Experiment III tested the temporal gap detection (TGD) threshold for all subjects using a TGD program developed by Zeng et al. (1999). The test stimuli were generated using a broadband (from 20 to 14,000 Hz) white noise. The noise had a duration of 500 ms with 2.5-ms cosine-squared ramps. A silent gap was produced in the center of the target noise. The other two reference noises were uninterrupted. The TGD threshold of left and right ear was measured separately for each subject using a three-alternative, forced-choice procedure. The intensity level of the white noise was set at the most comfortable loudness level for all subjects.
3.2 Results
The values of Q10 dB were determined in all 15 NH subjects, 7 of the 16 SNHL subjects, and 24 of the 27 subjects with ANSD. Note that for 9 of the 16 subjects with SNHL, the PTCs were too broad so that the Q10 dB values could not be determined. Since no significant differences were found between the Q10 dB values at 500 and 1000 Hz, the Q10 dB values averaged across the two test frequencies are plotted in Fig. 2. Statistically significant differences of the Q10 dB values were found between the subjects with NH and those with SNHL and between the subjects with ANSD and those with SNHL, while no statistically significant differences were present between the subjects with NH and those with ANSD. This indicates that a majority of the subjects with ANSD showed close-to-normal frequency resolution, whereas the SNHL subjects had poor frequency resolution in the present study.

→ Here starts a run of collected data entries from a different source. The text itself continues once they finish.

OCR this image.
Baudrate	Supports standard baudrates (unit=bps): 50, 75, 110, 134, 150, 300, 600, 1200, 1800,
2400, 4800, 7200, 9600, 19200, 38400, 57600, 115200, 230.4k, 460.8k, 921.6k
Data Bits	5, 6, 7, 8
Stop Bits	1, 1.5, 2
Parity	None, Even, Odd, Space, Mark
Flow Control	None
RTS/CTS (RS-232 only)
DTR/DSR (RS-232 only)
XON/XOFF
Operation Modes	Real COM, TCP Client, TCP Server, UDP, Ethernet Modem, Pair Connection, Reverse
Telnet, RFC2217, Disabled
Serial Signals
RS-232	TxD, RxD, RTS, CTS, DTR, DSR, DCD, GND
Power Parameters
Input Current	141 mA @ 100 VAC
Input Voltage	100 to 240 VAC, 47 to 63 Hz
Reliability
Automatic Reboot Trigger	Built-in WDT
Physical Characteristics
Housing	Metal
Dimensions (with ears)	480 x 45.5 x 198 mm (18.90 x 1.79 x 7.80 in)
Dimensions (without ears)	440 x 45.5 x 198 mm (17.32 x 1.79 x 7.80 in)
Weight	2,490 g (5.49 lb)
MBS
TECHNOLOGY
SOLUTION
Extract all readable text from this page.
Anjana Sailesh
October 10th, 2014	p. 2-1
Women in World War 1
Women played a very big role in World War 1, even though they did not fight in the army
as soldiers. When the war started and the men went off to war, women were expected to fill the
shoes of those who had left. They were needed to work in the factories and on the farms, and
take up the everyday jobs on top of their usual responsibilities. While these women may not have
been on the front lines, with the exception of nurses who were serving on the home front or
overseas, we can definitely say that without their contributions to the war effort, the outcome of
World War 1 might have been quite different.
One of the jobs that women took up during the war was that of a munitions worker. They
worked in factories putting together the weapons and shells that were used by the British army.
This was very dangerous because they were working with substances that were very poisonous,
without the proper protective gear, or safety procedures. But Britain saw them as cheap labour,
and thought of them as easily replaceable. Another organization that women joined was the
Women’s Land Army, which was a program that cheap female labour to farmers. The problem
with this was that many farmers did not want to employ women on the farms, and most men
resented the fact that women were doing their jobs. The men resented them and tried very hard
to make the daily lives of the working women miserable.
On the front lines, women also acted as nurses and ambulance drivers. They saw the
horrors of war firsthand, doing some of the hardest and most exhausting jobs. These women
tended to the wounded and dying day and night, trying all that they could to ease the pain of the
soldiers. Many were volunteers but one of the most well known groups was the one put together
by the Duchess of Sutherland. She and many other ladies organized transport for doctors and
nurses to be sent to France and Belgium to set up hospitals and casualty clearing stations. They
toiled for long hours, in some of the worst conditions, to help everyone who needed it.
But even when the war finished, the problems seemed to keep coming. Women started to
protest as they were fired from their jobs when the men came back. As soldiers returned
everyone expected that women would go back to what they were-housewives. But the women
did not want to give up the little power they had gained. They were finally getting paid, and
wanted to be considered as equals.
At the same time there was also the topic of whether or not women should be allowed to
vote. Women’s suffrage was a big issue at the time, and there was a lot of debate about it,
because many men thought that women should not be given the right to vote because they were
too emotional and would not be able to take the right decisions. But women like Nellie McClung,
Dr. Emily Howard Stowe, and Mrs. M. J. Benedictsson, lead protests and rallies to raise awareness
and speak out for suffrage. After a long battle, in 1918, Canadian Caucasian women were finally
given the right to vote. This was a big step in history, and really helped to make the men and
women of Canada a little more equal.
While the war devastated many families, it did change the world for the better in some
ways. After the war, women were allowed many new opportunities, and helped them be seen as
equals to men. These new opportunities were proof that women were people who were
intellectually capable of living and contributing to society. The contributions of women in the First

Figure 3 shows the averaged TGD thresholds of both ears for the three groups of subjects. Welch’s test in a one-way ANOVA found significant differences of TGD thresholds among the three groups of subjects [F(2,56) = 9.9, p < 0.001]. Post hoc Tamhane’ T2 correction test analysis indicated that the mean TGD thresholds for both ears was significantly higher in the listeners with ANSD (11.9 ms) than in the listeners with SNHL (4.0 ms; p < 0.001) and in the NH (3.9 ms; p < 0.001) listeners; while the subjects with SNHL had the TGD thresholds close to normal. It is notable that the variability in TGD thresholds for the ANSD subjects was very large, ranging from normal limits to 10 times the norm. This result indicates that the SNHL subjects had normal temporal resolution as long as the audibility was compensated, but a majority of the subjects with ANSD had poor temporal resolution in the present study.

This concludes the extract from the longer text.